Она бегло оглядела себя в зеркале, достала из сумки помаду, накрасила губы (все еще стучит, надо же) и повернула дверную ручку.
– Нннну?
– Девица Мэрион, помоги в беде бедному страннику!
Разумеется, Николас. Разумеется, в одних трусах. Разумеется, сшитых из голландского флага. Патриот.
– Николас, это тавтология, не стыдно? И у меня нет наличных.
Мэрион отлепила Николасовы пальцы от косяка и захлопнула дверь.
Немного подумала, снова открыла и крикнула в удаляющуюся сутулую спину:
– На твоем месте я бы ходила в длинном плаще, таком, знаешь, широком.
– Почему? – заинтересованно спросил Николас. Он, кажется, совершенно не обиделся.
– По анатомическим соображениям, – отчеканила Мэрион, снова захлопнула дверь, заперлась на задвижку, скинула халат, посмотрелась в зеркало, расчесала короткие светлые волосы, надела дырчатую шаль, снова посмотрелась в зеркало, немножко покрутилась, вернулась обратно за стол и продолжила.
«Мэрион ждала объяснений, сложив на груди руки. Вошедший неловко поклонился, потом резко выпрямился и молча посмотрел прямо в глаза девушке. Внезапно Мэрион бросило в жар. Глаза незнакомца воспламенили древний огонь…»
Мэрион запнулась. Воспламенили огонь, дожили. Здесь предполагалась любовная сцена: необузданная страсть с первого взгляда, она падает в обморок, Ричард (или Эдмунд?) берет ее на руки, потом они трахаются. Предаются страсти, поправила себя Мэрион. На фоне Эйфелевой башни, в окружении… Черт его знает, чем окружают себя падшие женщины. Роз и шоколада?
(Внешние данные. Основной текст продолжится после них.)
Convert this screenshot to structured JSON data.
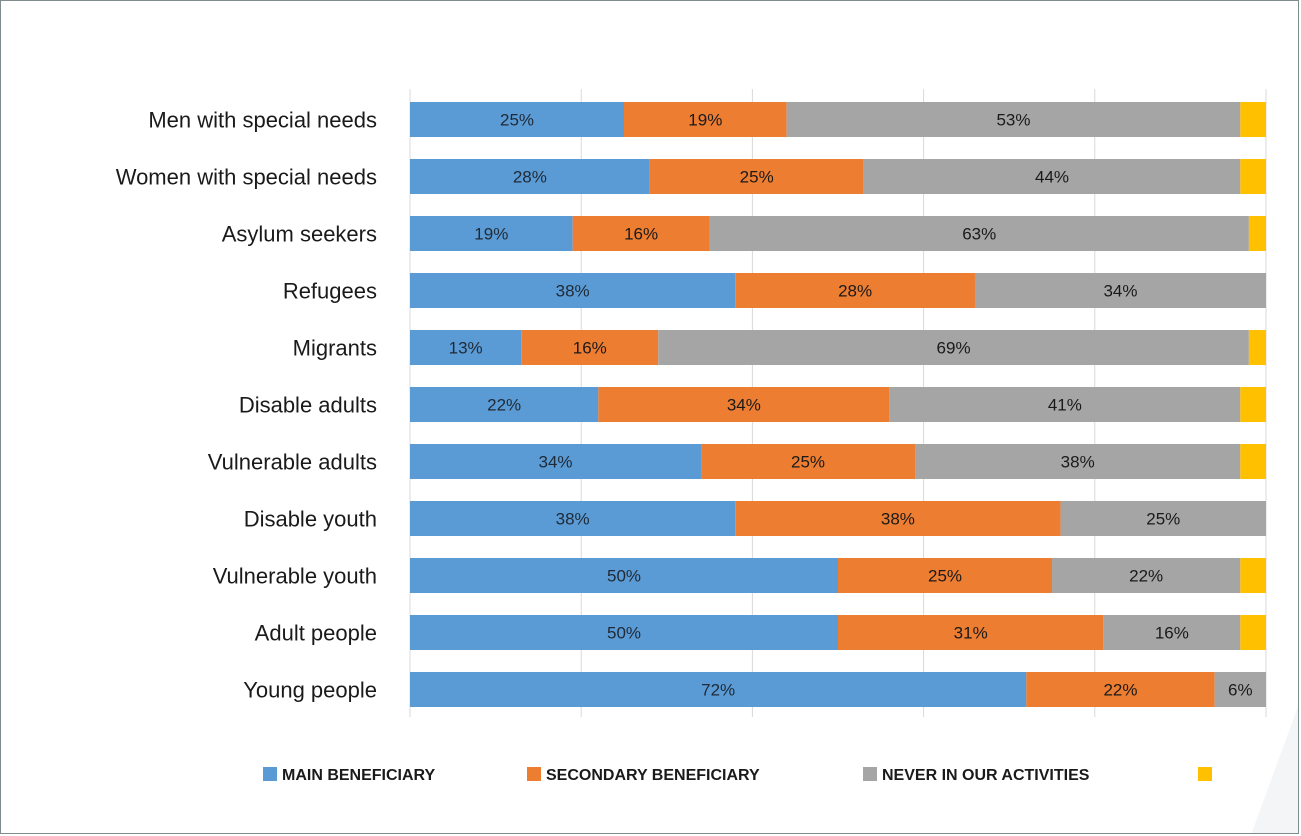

Мэрион, разумеется, смотрела кино «Мадам Бовари» и в принципе представляла себе, как должна была бы выглядеть эта сцена. Беда была в том, что Мэрион не могла себе представить, что она, Мэрион, падает без чувств при виде незнакомого чувака, среди бела дня вломившегося к ней в студию. И уж тем более было невозможно представить, как она предается страсти. Или перепихивается. Или даже просто занимается сексом с кем-либо, кроме той абсолютно неотразимой златокудрой девы, которую она ежедневно видит в зеркале. Точно, сообразила Мэрион. Она будет лесбиянка.
«Что вам угодно, сударыня?»
– Ничего нам не угодно, – пробормотала Мэрион, обращаясь к экрану. – Нам угодно домой к маме, вот что нам угодно. И там мы все быстренько напишем и прославимся. А сейчас нам угодно спать. Она захлопнула крышку компьютера, залезла на диван, подтянула колени к подбородку и посмотрелась в зеркало. Бедная маленькая Мэрион, такая трогательно неуклюжая в этих толстых полосатых носках, такая беззащитная и нежная. Под подушкой тихо зачирикал телефон. Это кто еще?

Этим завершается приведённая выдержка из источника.